Saat ini The Gunners masih berada di peringkat kesepuluh klasemen sementara Liga Primer Inggris 2019/20. Mereka memiliki raihan 30 poin dari 24 pertandingan, dengan jarak sepuluh poin dari Chelsea yang berada di peringkat keempat. Klub London Utara itu memiliki ambisi untuk naik ke posisi empat besar agar dapat kembali mengikuti kompetisi Champions League musim depan.


Mikel Arteta

Mantan pemain Arsenal, Santi Cazorla, memberikan dukungan kepada Arteta untuk memperoleh kesuksesan dengan klub yang bermarkas di Emirates Stadium tersebut. Cazorla merasa yakin bahwa Arteta dapat menjadi pelatih yang hebat dan memberikan kesuksesan untuk klub pertama yang dilatih dalam kariernya sebagai pelatih di tingkat senior.
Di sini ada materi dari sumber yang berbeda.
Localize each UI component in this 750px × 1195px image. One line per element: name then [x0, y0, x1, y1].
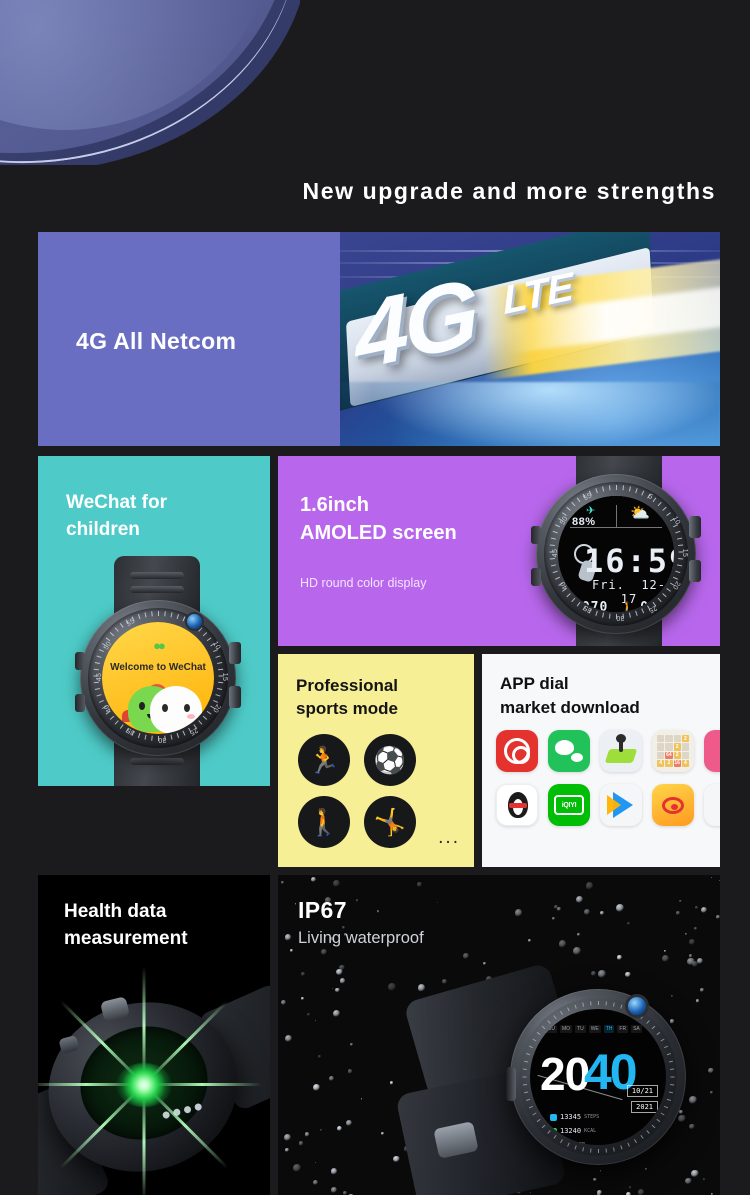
app-icon-grid: 2 2 64 2 4 2 16 4 iQIYI [496, 730, 720, 826]
sports-more-ellipsis: ... [438, 827, 460, 848]
flame-icon [550, 1127, 557, 1135]
heart-rate-sensor-light [116, 1063, 172, 1107]
running-icon[interactable]: 🏃 [298, 734, 350, 786]
banner-title: 4G All Netcom [76, 328, 237, 354]
watch-steps-row: 13345 STEPS [550, 1113, 599, 1121]
blue-app-icon[interactable] [704, 784, 720, 826]
yoga-icon[interactable]: 🤸 [364, 796, 416, 848]
health-card-title: Health data measurement [64, 901, 188, 949]
watch-weekday-row: SU MO TU WE TH FR SA [546, 1025, 642, 1033]
watch-hours: 20 [540, 1048, 590, 1100]
wechat-card-title: WeChat for children [66, 492, 167, 540]
tencent-video-app-icon[interactable] [600, 784, 642, 826]
watch-calories-row: 13240 KCAL [550, 1127, 596, 1135]
iqiyi-app-icon[interactable]: iQIYI [548, 784, 590, 826]
watch-date-top: 10/21 [626, 1085, 658, 1097]
walking-icon[interactable]: 🚶 [298, 796, 350, 848]
banner-4g-artwork: 4G LTE [340, 232, 720, 446]
card-wechat-for-children: WeChat forchildren 510152025303540455055 [38, 456, 270, 786]
ip67-watch-photo: SU MO TU WE TH FR SA 20 40 10/21 2021 13345 ST… [388, 929, 688, 1195]
health-watch-back-photo [38, 966, 270, 1195]
watch-date-bottom: 2021 [631, 1101, 658, 1113]
wechat-app-icon[interactable] [548, 730, 590, 772]
banner-4g-all-netcom: 4G LTE 4G All Netcom [38, 232, 720, 446]
wechat-watch-photo: 510152025303540455055 ●● Welcome to WeCh… [52, 556, 266, 786]
top-left-product-edge-decoration [0, 0, 300, 165]
card-professional-sports-mode: Professional sports mode 🏃 ⚽ 🚶 🤸 ... [278, 654, 474, 867]
steps-icon: 🚶 [620, 600, 637, 613]
amoled-card-title: 1.6inch AMOLED screen [300, 494, 457, 544]
steps-icon [550, 1113, 557, 1121]
pink-app-icon[interactable] [704, 730, 720, 772]
amoled-card-subtitle: HD round color display [300, 576, 427, 590]
sports-card-title: Professional sports mode [296, 676, 399, 719]
product-detail-page: New upgrade and more strengths 4G LTE 4G… [0, 0, 750, 1195]
watch-steps: 00000 [640, 600, 674, 612]
ip67-title: IP67 [298, 897, 347, 923]
heart-icon [550, 1141, 557, 1145]
game-app-icon[interactable] [600, 730, 642, 772]
wechat-bubbles-icon: ●● [153, 638, 166, 653]
feature-grid: 4G LTE 4G All Netcom WeChat forchildren [38, 232, 720, 1195]
wechat-screen-text: Welcome to WeChat [110, 662, 206, 673]
qq-app-icon[interactable] [496, 784, 538, 826]
card-amoled-screen: 1.6inch AMOLED screen HD round color disp… [278, 456, 720, 646]
sports-icon-grid: 🏃 ⚽ 🚶 🤸 [298, 734, 416, 848]
weibo-app-icon[interactable] [652, 784, 694, 826]
soccer-icon[interactable]: ⚽ [364, 734, 416, 786]
appdial-card-title: APP dial market download [500, 674, 640, 717]
watch-heart-rate: 070 [581, 600, 609, 612]
watch-heart-row: 113 BPM [550, 1141, 585, 1145]
page-headline: New upgrade and more strengths [302, 178, 716, 204]
amoled-watch-photo: 510152025303540455055 ✈ 88% ⛅ [510, 456, 720, 646]
card-health-data-measurement: Health data measurement [38, 875, 270, 1195]
game-2048-app-icon[interactable]: 2 2 64 2 4 2 16 4 [652, 730, 694, 772]
card-ip67-waterproof: IP67 Living waterproof SU MO TU WE TH FR SA [278, 875, 720, 1195]
watch-time: 16:59 [584, 542, 674, 580]
card-app-dial-market: APP dial market download 2 2 64 2 4 2 16 4 iQIYI [482, 654, 720, 867]
heart-icon: ♥ [569, 600, 578, 613]
ip67-subtitle: Living waterproof [298, 929, 424, 947]
weather-cloud-sun-icon: ⛅ [630, 505, 650, 522]
netease-music-app-icon[interactable] [496, 730, 538, 772]
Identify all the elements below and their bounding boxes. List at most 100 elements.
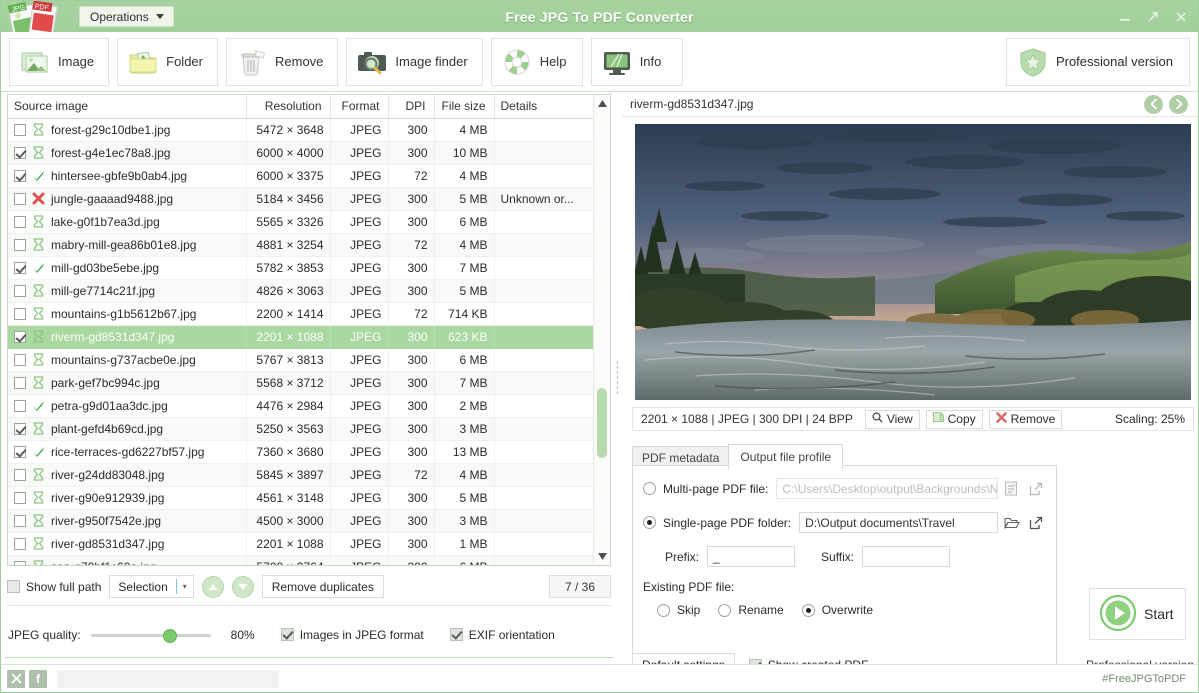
row-checkbox[interactable] (14, 561, 26, 567)
operations-menu-button[interactable]: Operations (79, 6, 174, 27)
table-row[interactable]: lake-g0f1b7ea3d.jpg5565 × 3326JPEG3006 M… (8, 210, 598, 233)
remove-button[interactable]: Remove (226, 38, 338, 86)
column-resolution[interactable]: Resolution (246, 95, 330, 118)
row-checkbox[interactable] (14, 377, 26, 389)
show-full-path-checkbox[interactable]: Show full path (7, 580, 101, 594)
previous-image-button[interactable] (1144, 95, 1163, 114)
restore-button[interactable] (1140, 4, 1166, 30)
cell-source-image[interactable]: river-g950f7542e.jpg (8, 509, 246, 532)
singlepage-radio[interactable] (643, 516, 656, 529)
row-checkbox[interactable] (14, 308, 26, 320)
existing-option-skip[interactable]: Skip (657, 603, 700, 617)
cell-source-image[interactable]: jungle-gaaaad9488.jpg (8, 187, 246, 210)
row-checkbox[interactable] (14, 515, 26, 527)
move-down-button[interactable] (232, 576, 254, 598)
cell-source-image[interactable]: park-gef7bc994c.jpg (8, 371, 246, 394)
move-up-button[interactable] (202, 576, 224, 598)
view-button[interactable]: View (865, 410, 920, 429)
cell-source-image[interactable]: forest-g4e1ec78a8.jpg (8, 141, 246, 164)
column-details[interactable]: Details (494, 95, 598, 118)
table-row[interactable]: river-g90e912939.jpg4561 × 3148JPEG3005 … (8, 486, 598, 509)
row-checkbox[interactable] (14, 469, 26, 481)
jpeg-quality-slider[interactable] (91, 627, 211, 643)
images-in-jpeg-checkbox[interactable]: Images in JPEG format (281, 628, 424, 642)
remove-duplicates-button[interactable]: Remove duplicates (262, 575, 384, 598)
column-dpi[interactable]: DPI (388, 95, 434, 118)
singlepage-path-input[interactable]: D:\Output documents\Travel (799, 512, 998, 533)
cell-source-image[interactable]: river-gd8531d347.jpg (8, 532, 246, 555)
exif-orientation-checkbox[interactable]: EXIF orientation (450, 628, 555, 642)
folder-open-icon[interactable] (1001, 512, 1022, 533)
multipage-path-input[interactable]: C:\Users\Desktop\output\Backgrounds\Natu… (776, 478, 998, 499)
multipage-radio[interactable] (643, 482, 656, 495)
help-button[interactable]: Help (491, 38, 583, 86)
row-checkbox[interactable] (14, 216, 26, 228)
suffix-input[interactable] (862, 546, 950, 567)
x-social-icon[interactable] (7, 670, 25, 688)
cell-source-image[interactable]: mountains-g737acbe0e.jpg (8, 348, 246, 371)
row-checkbox[interactable] (14, 124, 26, 136)
scroll-up-icon[interactable] (594, 95, 610, 112)
professional-version-button[interactable]: Professional version (1006, 38, 1190, 86)
table-row[interactable]: park-gef7bc994c.jpg5568 × 3712JPEG3007 M… (8, 371, 598, 394)
table-row[interactable]: rice-terraces-gd6227bf57.jpg7360 × 3680J… (8, 440, 598, 463)
row-checkbox[interactable] (14, 239, 26, 251)
row-checkbox[interactable] (14, 262, 26, 274)
scrollbar-thumb[interactable] (597, 388, 607, 458)
slider-knob[interactable] (163, 629, 177, 643)
row-checkbox[interactable] (14, 538, 26, 550)
cell-source-image[interactable]: mill-gd03be5ebe.jpg (8, 256, 246, 279)
image-preview[interactable] (635, 124, 1191, 400)
cell-source-image[interactable]: river-g90e912939.jpg (8, 486, 246, 509)
add-folder-button[interactable]: Folder (117, 38, 218, 86)
cell-source-image[interactable]: forest-g29c10dbe1.jpg (8, 118, 246, 141)
panel-splitter[interactable] (613, 92, 622, 662)
file-list-scrollbar[interactable] (593, 95, 610, 565)
copy-button[interactable]: Copy (926, 410, 983, 429)
table-row[interactable]: riverm-gd8531d347.jpg2201 × 1088JPEG3006… (8, 325, 598, 348)
table-row[interactable]: mountains-g737acbe0e.jpg5767 × 3813JPEG3… (8, 348, 598, 371)
cell-source-image[interactable]: riverm-gd8531d347.jpg (8, 325, 246, 348)
column-format[interactable]: Format (330, 95, 388, 118)
cell-source-image[interactable]: petra-g9d01aa3dc.jpg (8, 394, 246, 417)
cell-source-image[interactable]: hintersee-gbfe9b0ab4.jpg (8, 164, 246, 187)
table-row[interactable]: mill-ge7714c21f.jpg4826 × 3063JPEG3005 M… (8, 279, 598, 302)
minimize-button[interactable] (1112, 4, 1138, 30)
table-row[interactable]: plant-gefd4b69cd.jpg5250 × 3563JPEG3003 … (8, 417, 598, 440)
existing-option-overwrite[interactable]: Overwrite (802, 603, 873, 617)
open-external-icon[interactable] (1025, 512, 1046, 533)
row-checkbox[interactable] (14, 331, 26, 343)
table-row[interactable]: forest-g29c10dbe1.jpg5472 × 3648JPEG3004… (8, 118, 598, 141)
table-row[interactable]: river-g950f7542e.jpg4500 × 3000JPEG3003 … (8, 509, 598, 532)
table-row[interactable]: river-g24dd83048.jpg5845 × 3897JPEG724 M… (8, 463, 598, 486)
tab-output-file-profile[interactable]: Output file profile (728, 444, 843, 470)
cell-source-image[interactable]: plant-gefd4b69cd.jpg (8, 417, 246, 440)
cell-source-image[interactable]: sea-g79bf1c60a.jpg (8, 555, 246, 566)
open-external-icon[interactable] (1025, 478, 1046, 499)
cell-source-image[interactable]: river-g24dd83048.jpg (8, 463, 246, 486)
row-checkbox[interactable] (14, 423, 26, 435)
table-row[interactable]: river-gd8531d347.jpg2201 × 1088JPEG3001 … (8, 532, 598, 555)
pdf-file-icon[interactable] (1001, 478, 1022, 499)
table-row[interactable]: forest-g4e1ec78a8.jpg6000 × 4000JPEG3001… (8, 141, 598, 164)
existing-option-rename[interactable]: Rename (718, 603, 783, 617)
cell-source-image[interactable]: lake-g0f1b7ea3d.jpg (8, 210, 246, 233)
row-checkbox[interactable] (14, 400, 26, 412)
facebook-icon[interactable]: f (29, 670, 47, 688)
table-row[interactable]: hintersee-gbfe9b0ab4.jpg6000 × 3375JPEG7… (8, 164, 598, 187)
table-row[interactable]: petra-g9d01aa3dc.jpg4476 × 2984JPEG3002 … (8, 394, 598, 417)
row-checkbox[interactable] (14, 492, 26, 504)
cell-source-image[interactable]: mill-ge7714c21f.jpg (8, 279, 246, 302)
cell-source-image[interactable]: mountains-g1b5612b67.jpg (8, 302, 246, 325)
row-checkbox[interactable] (14, 354, 26, 366)
add-image-button[interactable]: Image (9, 38, 109, 86)
row-checkbox[interactable] (14, 170, 26, 182)
row-checkbox[interactable] (14, 147, 26, 159)
close-button[interactable] (1168, 4, 1194, 30)
table-row[interactable]: mill-gd03be5ebe.jpg5782 × 3853JPEG3007 M… (8, 256, 598, 279)
remove-image-button[interactable]: Remove (989, 410, 1063, 429)
info-button[interactable]: Info (591, 38, 683, 86)
overwrite-radio[interactable] (802, 604, 815, 617)
scroll-down-icon[interactable] (594, 548, 610, 565)
row-checkbox[interactable] (14, 193, 26, 205)
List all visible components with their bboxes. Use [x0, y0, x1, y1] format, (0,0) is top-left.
“Saya merasa yakin bahwa Mikel Arteta akan menjadi manajer yang luar biasa di masa depan. Bahkan ketika saya bermain dengannya, Arteta menunjukkan pengaruh yang besar sebagai pemimpin di dalam ruang ganti. Ada beberapa yang mengatakan bahwa keputusan yang diambil Arsenal memiliki risiko yang sangat tinggi, tetapi saya rasa keputusan itu adalah sesuatu yang masuk akal, ia juga pernah bekerja sama dengan Pep Guardiola.”


“Saya yakin Arteta akan berkembang menjadi manajer yang luar biasa. Saat ini manajer tidak dapat menjalani karier serupa seperti Arsene Wenger atau Sir Alex Ferguson. Saya tidak tahu berapa lama Arteta akan bekerja sama dengan Arsenal, tetapi saya dapat menyebutnya sebagai pilihan yang tepat dan dapat memberikan kesuksesan yang luar biasa,” ujar Santi Cazorla dalam wawancara kepada Goal.


Cazorla juga menambahkan penyesalan dalam kariernya terkait Arsenal. Gelandang asal Spanyol itu menyesal karena permasalahan cedera tidak dapat membuatnya menyampaikan perpisahan yang tepat kepada klub yang pernah dibelanya pada 2012 hingga 2018 itu.